— Как бы там ни было, — продолжил кавалер, — вопрос по продаже трофеев уже решен.
— Решен, значит, уже решен, — задумчиво произнес Наум Коэн, — хорошо, если вы уже залезли в петлю, то оставьте себе хотя бы лазейку, что выскользнуть из нее. Не продавайте им все.
— Что?
— Что самое дорогое среди ваших товаров?
— Пушки и аркебузы.
— Так не продавайте им пушки и аркебузы. Продайте все остальное, черт с ними, но пушки и аркебузы оставьте, у вас большой двор, и большой дом, здесь все поместится, а пушки и аркебузы вы продадите за серебро, а не за бумаги, на такой товар покупатель всегда найдется.
— Я подумаю, — ответил кавалер, ему казалось, теперь, что может и прав этот Наум Коэн. Может быть и прав.
— И еще, — сказал гость, уже вставая, — Кальяри даст вам четверть от вашего векселя, не соглашайтесь. Торгуйтесь, и он накинет сотню, а может и две, и тогда приходите ко мне, я дам вам больше, на две сотни от цены Кальяри больше. Обещаю. Прощайте.
Наум Коэн поднялся с лавки, поклонился и вышел на улицу. Еган проводил его до ворот. Ужин был уже готов и все сели есть. Сели внизу, за один стол. Даже Брунхильда, почти госпожа, сидела со всеми вместе. И вроде была довольна, сидя по правую руку от господина. И все остальные были довольны и ужином и новым домом. Только сам господин был задумчив и серьезен, ел, не глядя в дорогую тарелку. И не радовал его сегодня ни дом, ни ужин.
Старшим писарем при штатгальтере Ульрике служил господин Дессель. Уже с раннего утра пахло от него чесноком и пивом, дорогая одежда его была сплошь заляпана. Лицо было красно от избытка крови, и живот его был велик, так велик, что пуговицы чудом удерживали чрево его в одежде.
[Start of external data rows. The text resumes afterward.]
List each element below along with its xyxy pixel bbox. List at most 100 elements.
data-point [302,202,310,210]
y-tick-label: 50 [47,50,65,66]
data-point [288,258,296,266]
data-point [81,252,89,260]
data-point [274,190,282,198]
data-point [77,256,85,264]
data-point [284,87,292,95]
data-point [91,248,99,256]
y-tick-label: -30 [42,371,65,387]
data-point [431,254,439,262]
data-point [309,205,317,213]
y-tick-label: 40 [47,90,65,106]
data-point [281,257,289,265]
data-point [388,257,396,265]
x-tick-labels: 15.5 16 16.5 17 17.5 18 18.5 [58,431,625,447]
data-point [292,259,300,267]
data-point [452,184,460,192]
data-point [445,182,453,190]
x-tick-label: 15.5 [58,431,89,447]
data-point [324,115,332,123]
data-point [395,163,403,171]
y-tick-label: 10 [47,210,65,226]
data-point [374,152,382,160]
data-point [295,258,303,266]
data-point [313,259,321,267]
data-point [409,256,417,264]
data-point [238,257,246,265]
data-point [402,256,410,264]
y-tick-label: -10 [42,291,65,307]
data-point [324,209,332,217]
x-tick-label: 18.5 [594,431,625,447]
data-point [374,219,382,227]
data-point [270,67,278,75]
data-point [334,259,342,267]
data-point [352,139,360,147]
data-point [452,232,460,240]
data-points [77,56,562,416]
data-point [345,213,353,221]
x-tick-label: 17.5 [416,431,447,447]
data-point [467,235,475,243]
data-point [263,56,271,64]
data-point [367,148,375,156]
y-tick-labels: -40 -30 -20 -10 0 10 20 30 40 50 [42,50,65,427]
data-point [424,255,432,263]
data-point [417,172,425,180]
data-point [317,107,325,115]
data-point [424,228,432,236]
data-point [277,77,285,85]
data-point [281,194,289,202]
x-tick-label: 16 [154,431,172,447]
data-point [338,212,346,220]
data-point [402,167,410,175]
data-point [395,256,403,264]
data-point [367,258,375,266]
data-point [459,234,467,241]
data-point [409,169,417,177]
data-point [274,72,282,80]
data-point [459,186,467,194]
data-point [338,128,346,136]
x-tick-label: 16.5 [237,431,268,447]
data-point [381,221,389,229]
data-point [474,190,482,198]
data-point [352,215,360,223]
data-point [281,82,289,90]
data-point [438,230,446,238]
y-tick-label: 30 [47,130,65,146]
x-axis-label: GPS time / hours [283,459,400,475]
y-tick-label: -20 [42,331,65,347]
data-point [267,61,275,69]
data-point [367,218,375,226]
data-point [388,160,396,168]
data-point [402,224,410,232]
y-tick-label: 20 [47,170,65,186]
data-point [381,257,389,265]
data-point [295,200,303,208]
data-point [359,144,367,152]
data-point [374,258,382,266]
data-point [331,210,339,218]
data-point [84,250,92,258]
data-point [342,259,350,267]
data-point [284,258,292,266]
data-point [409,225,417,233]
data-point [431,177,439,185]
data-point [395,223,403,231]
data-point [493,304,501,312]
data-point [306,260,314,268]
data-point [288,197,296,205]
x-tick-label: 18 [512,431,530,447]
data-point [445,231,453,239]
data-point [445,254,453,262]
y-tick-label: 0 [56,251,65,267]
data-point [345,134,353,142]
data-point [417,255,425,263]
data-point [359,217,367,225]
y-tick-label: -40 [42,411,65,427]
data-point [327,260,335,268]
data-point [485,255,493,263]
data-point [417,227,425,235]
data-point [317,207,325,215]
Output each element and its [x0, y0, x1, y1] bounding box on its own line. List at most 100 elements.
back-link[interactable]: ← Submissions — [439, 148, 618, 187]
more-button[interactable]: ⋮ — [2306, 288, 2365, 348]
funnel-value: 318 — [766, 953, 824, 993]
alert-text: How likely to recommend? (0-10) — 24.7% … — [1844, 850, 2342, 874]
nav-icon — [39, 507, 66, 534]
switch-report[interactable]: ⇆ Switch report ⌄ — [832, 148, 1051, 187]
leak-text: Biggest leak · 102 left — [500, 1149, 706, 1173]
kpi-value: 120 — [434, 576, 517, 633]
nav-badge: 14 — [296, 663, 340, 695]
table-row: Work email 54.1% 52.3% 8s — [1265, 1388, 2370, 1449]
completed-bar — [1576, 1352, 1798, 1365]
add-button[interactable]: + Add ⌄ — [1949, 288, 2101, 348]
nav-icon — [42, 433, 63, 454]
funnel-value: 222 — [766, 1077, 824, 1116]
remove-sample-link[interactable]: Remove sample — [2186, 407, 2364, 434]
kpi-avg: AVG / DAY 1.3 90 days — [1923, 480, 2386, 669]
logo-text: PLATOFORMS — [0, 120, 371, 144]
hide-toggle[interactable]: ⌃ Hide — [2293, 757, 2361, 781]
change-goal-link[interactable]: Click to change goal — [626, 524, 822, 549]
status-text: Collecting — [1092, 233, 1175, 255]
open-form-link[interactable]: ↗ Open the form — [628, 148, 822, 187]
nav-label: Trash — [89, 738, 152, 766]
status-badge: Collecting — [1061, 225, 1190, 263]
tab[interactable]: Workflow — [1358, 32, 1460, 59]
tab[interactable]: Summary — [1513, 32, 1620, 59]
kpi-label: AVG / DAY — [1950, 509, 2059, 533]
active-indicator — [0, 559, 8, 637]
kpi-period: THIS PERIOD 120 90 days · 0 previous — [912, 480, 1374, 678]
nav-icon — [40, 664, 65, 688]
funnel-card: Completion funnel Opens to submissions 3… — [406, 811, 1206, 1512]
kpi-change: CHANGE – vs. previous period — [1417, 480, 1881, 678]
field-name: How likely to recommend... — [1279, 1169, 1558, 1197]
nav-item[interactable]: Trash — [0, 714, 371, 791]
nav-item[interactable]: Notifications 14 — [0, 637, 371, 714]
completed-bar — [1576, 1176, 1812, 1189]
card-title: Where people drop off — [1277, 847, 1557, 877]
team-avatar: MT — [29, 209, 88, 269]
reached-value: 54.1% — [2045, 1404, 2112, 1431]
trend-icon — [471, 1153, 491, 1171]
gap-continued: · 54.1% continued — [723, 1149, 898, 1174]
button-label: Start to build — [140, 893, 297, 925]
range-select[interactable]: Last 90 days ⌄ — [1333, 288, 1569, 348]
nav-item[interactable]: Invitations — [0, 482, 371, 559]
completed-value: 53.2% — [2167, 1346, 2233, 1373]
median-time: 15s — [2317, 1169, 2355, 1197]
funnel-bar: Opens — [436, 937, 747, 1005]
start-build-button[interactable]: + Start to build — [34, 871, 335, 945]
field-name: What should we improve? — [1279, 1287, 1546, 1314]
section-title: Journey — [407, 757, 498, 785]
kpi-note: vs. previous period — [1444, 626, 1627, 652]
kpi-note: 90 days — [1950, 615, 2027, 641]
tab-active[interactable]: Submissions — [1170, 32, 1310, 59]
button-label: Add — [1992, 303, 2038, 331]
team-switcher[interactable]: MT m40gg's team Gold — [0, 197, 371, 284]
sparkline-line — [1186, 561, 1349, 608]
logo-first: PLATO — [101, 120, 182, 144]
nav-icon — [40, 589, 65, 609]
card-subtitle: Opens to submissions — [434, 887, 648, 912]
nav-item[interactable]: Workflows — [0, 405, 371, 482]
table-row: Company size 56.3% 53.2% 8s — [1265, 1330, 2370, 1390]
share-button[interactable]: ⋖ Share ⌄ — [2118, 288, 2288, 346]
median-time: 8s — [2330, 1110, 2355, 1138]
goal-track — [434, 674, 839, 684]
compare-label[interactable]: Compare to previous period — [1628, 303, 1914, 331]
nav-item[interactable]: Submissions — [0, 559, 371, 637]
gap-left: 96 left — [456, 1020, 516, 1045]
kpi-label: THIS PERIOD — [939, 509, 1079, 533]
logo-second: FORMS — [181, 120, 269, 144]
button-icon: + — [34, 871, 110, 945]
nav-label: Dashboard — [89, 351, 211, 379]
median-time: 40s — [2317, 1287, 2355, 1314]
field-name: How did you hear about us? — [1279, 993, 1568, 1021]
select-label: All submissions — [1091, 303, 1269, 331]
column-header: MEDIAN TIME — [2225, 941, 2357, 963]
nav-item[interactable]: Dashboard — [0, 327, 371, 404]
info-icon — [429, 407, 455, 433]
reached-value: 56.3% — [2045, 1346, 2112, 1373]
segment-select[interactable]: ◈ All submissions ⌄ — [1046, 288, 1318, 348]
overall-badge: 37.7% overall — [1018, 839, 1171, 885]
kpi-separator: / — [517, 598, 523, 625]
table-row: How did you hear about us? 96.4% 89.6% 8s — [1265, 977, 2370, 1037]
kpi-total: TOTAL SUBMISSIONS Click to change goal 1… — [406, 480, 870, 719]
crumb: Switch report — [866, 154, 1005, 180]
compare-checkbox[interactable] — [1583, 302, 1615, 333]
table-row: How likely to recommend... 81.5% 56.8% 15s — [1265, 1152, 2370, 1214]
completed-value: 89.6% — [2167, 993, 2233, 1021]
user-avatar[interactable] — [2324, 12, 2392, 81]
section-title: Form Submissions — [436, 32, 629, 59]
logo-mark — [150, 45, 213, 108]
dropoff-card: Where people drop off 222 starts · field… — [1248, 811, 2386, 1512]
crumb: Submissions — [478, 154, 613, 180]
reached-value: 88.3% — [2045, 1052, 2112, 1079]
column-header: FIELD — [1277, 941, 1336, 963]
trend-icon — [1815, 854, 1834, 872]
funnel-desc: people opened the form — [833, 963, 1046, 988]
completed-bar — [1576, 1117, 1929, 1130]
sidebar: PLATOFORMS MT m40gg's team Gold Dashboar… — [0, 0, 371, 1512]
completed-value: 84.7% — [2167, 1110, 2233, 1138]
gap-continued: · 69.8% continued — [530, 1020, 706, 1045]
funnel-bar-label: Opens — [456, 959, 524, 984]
Еще затемно Волков со своими людьми все разложил так, чтобы считать было легко, он помнил, что говорил о господине Десселе Фабио Кальяри и готовился вести тяжкий счет. Кавалер показывал рукой Десселю уздечки. Он вывесил уздечки на телегу, пересчитав их, еще когда имперский писарь еще не пришел, и теперь, не считая, говорил:
— Сорок одна уздечка, почти все новые, ремонта ни одна не требует. Прошу по двадцать два крейцера.
Даже не взглянув на уздечки, Дессель сказал писарю, что шел следом за ними с бумагой и пером:
— Пиши, как говорит господин рыцарь.
То есть Дессель не стал ни считать, ни проверять качество, пошел дальше, указывая перстом на стопку тряпок и спрашивая:
— Это?
— Потники, восемьдесят два, не новые, прошу по четыре с половиной крейцера за один.
— Пиши, — он снова не стал считать. — Тут что?
— Стремена. Тридцать одно стремя. Семь крейцеров каждое.